I’m seeing Googlebot requests for atom.xml and index.rdf, too, despite the fact that I’ve don’t use those filenames. Googlebot *is* following the 301 redirects to the real files. Googlebot is *not* requesting those files from my non-blogging domain names, so it must be pre-filtering for blogs before guessing filenames (my blog CMS is homebrew, FWIW). Incidentally, I’m seeing the exact same behavior from AskJeeves, but nobody else has mentioned that. I’m guessing nobody cares about AskJeeves?

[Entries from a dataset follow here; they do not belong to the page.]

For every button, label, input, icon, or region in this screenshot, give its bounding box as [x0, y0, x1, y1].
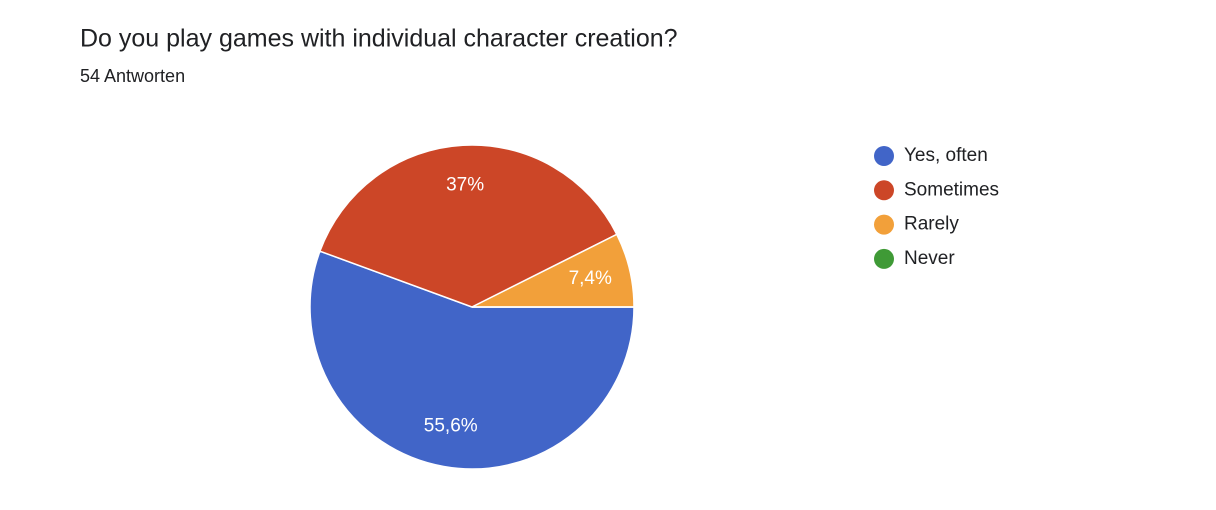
pie-slice [309, 250, 635, 470]
legend-swatch [874, 146, 894, 166]
legend-label: Rarely [904, 214, 959, 235]
slice-label: 7,4% [569, 268, 612, 289]
legend-swatch [874, 248, 894, 269]
legend-label: Yes, often [904, 145, 988, 166]
legend-label: Never [904, 248, 955, 269]
chart-subtitle: 54 Antworten [80, 66, 185, 86]
legend-swatch [874, 180, 894, 201]
legend-swatch [874, 214, 894, 235]
legend-label: Sometimes [904, 179, 999, 200]
slice-label: 55,6% [424, 416, 478, 437]
slice-label: 37% [446, 175, 484, 196]
pie-slice [318, 144, 618, 308]
chart-title: Do you play games with individual charac… [80, 25, 678, 53]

Incidentally, I’m also seeing AskJeeves’s bot flailing
I use a free blog at BlogEasy for keeping track of interesting articles and such. They have a great interface for checking out your site statistics and what search bots are hitting your site. I’ve noticed that the GoogleBot has been hitting the site a lot. More than usual and it can’t just be the front page. It’s probably looking for atom.xml and index.rdf as well. I wonder if it can detect that your site is a blog site maybe based on a keyword or domain name. Once it knows you are a blog site it’ll start looking for blog-related syndication feeds.
I’ve noticed this activity on my site as well. What is Google up to?
I ended up using ModRewrite to direct google to the correct files. Now they should be able to find them :).
Alex
http://www.tivoblog.com
I was sad to learn that Evan willaims is leving google/blogger, I hope the IPO was good to him.
Falconey, Google spiders your new pages very quickly when you have an Adsense block on them because that’s how Adsense knows what adverts to put on the page. If it didn’t spider them you’d either get a blank block or the charity adverts (depending on the setup of your Adsense code.)
However, I have noticed that a few months ago they started using the words in the URL to supply information for the Adsense adverts if they can’t spider the actual page, because I started getting relatively related adverts on my test server, which is on localhost and not spiderable.